On Thu, Apr 20, 2006 at 11:31:47PM -0500, Jim C. Nasby wrote:
> > In adaptive readahead, the context based method may be of particular
> > interest to postgresql users. It works by peeking into the file cache
> > and check if there are any history pages present or accessed. In this
> > way it can detect almost all forms of sequential / semi-sequential read
> > patterns, e.g.
> > - parallel / interleaved sequential scans on one file
> > - sequential reads across file open/close
> > - mixed sequential / random accesses
> > - sparse / skimming sequential read
> >
> > It also have methods to detect some less common cases:
> > - reading backward
> > - seeking all over reading N pages
>
> Are there any ways to inform the kernel that you either are or aren't
> doing a sequential read? It seems that in some cases it would be better
This call will disable readahead totally for fd:
posix_fadvise(fd, any, any, POSIX_FADV_RANDOM);
This one will reenable it:
posix_fadvise(fd, any, any, POSIX_FADV_NORMAL);
This one will enable readahead _and_ set max readahead window to
2*max_readahead_kb:
posix_fadvise(fd, any, any, POSIX_FADV_SEQUENTIAL);
> to bypass a bunch of tricky logic trying to determine that it's doing a
> sequential read. A sequential scan in PostgreSQL would be such a case.

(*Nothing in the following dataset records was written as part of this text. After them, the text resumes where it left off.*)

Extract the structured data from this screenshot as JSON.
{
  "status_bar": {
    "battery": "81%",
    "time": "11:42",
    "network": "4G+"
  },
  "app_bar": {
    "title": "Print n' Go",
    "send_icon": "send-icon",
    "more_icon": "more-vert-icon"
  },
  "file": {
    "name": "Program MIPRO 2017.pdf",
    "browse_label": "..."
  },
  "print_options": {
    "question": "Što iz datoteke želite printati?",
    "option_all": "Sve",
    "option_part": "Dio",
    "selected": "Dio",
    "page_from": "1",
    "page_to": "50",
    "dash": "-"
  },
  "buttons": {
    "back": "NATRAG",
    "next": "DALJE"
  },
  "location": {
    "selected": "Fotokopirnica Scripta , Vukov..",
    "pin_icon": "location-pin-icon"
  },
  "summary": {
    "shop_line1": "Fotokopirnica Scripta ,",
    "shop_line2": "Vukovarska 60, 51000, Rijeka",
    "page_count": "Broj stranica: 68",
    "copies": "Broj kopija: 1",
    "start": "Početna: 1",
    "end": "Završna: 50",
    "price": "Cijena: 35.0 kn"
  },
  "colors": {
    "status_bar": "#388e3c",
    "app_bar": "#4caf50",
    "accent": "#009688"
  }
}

You do not need to worry about the detecting `overhead' on sequential
scans :) The adaptive readahead framework has a fast code path(the
stateful method) to handle normal sequential reads, the detection of
which is really trivial.
> The opposite example would be an index scan of a highly uncorrelated
> index, which would produce mostly random reads from the table. In that
> case, reading ahead probably makes very little sense, though your logic
> might have a better idea of the access pattern than PostgreSQL does.
As for the index scans, the failsafe code path(i.e. the context based
one) will normally be used, and it does have a little overhead in
looking up the page cache(about 0.4% more CPU time). However, the
penalty of random disk access is so large that if ever it helps
reducing a small fraction of disk accesses, you wins.